VUURTORENS TE NIEUWPOORT

De vuurtorens van Lombardsijde en Nieuwpoort...

Lombardsijde

Dat Lombardsijde ooit een haven was, daar valt nu nog weinig of niets van te bemerken. Daar stonden ooit de twee oudste vuurtorens van onze kust. De haven van ‘Lombardie’ bestond ongeveer rond 1200 en vermits er twee vuurtorens gebouwd werden, moet er wel een behoorlijke scheepvaarttrafiek bestaan hebben.

Van waar de naam Lombardsijde wel zou kunnen komen? Een nederzetting van de Lombarden? Een volksstam of een familie die Lombard noemt? Er bestaat in Italië inderdaad een provincie Lombardije. Ook zou de naam Lombard een vervorming kunnen zijn van Lambert of ook nog van Ludimar. Reeds in de 9de eeuw ontscheepten op deze plaats aan onze kust de Noormannen. De bloeiende haven, die Lombardsijde was in deze tijden moest wijken voor de zee. Het lage land werd er helemaal overspoeld en tenslotte verdween Lombardsijde helemaal toen haar bewoners naar de andere kant van de IJzer verhuisden doordat er aldaar niks meer te verdienen viel.

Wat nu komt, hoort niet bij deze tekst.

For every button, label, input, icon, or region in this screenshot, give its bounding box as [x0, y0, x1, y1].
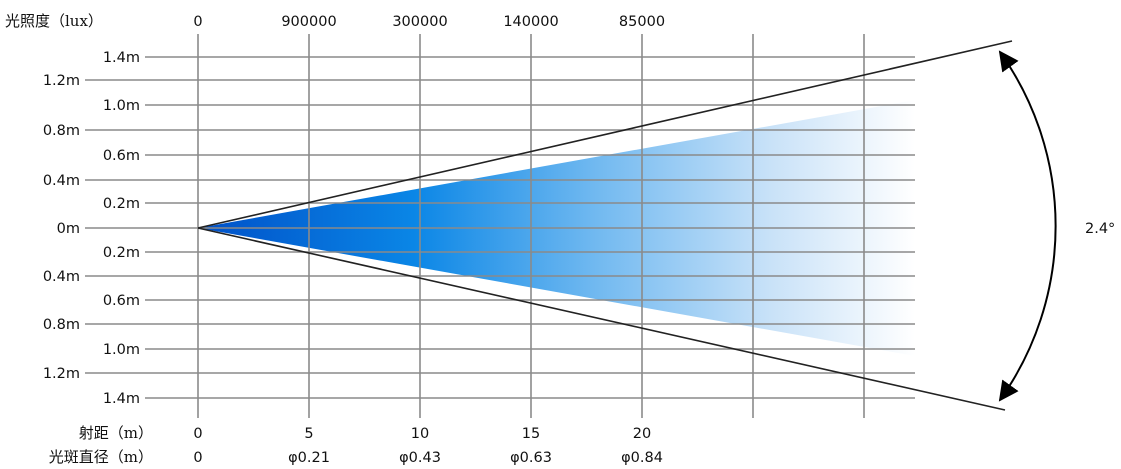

Toch kwamen er nog enkele kleine vaartuigen. Zelden wordt immers zo brutaal afgebroken met de bestaande zaken. En er waren tenslotte nog de vissers. Zij die ten allen tijde terug te vinden zijn, waar er nog een plas water bestaat. Tot in 1400 waren er trouwens nog haringvissers in de kleine kreek van Lombardsijde en nu nog.  In Vlaanderen waren er rond die jaren 23 niet ommuurde steden en Lombardsijde was er daar één van. Uiteindelijk werd in 1260 de stad en de haven op de oostkant van de IJzer bij Nieuwpoort ingelijfd.

Nieuwpoort

In 1231 moet er dan ook een vuurtoren geweest zijn in Nieuwpoort en in 1367 schrijft men in de oude documenten, dat bestaande vuurtorens moeten worden vernieuwd zoals ze waren in de oude tijden. Het is dus helemaal niet onwaarschijnlijk, dat er te Nieuwpoort reeds in 1231 een vuurtoren bestond. Zonderling genoeg trok de zee in deze tijd steeds verder achteruit en in 1389 was dit reeds zover, dat het nodig bleek een licht te plaatsen dichter bij de zee. De kleine vuurtoren was oorspronkelijk niets anders dan een lantaarn geplaatst op een stelling. In 1431 brandde ze af en het jaar daarop werd deze terug opgebouwd, in stenen ditmaal. Er werden daarvoor 17.500 bakstenen gebruikt. Het dak was met leistenen bedekt en er waren vier verdiepingen.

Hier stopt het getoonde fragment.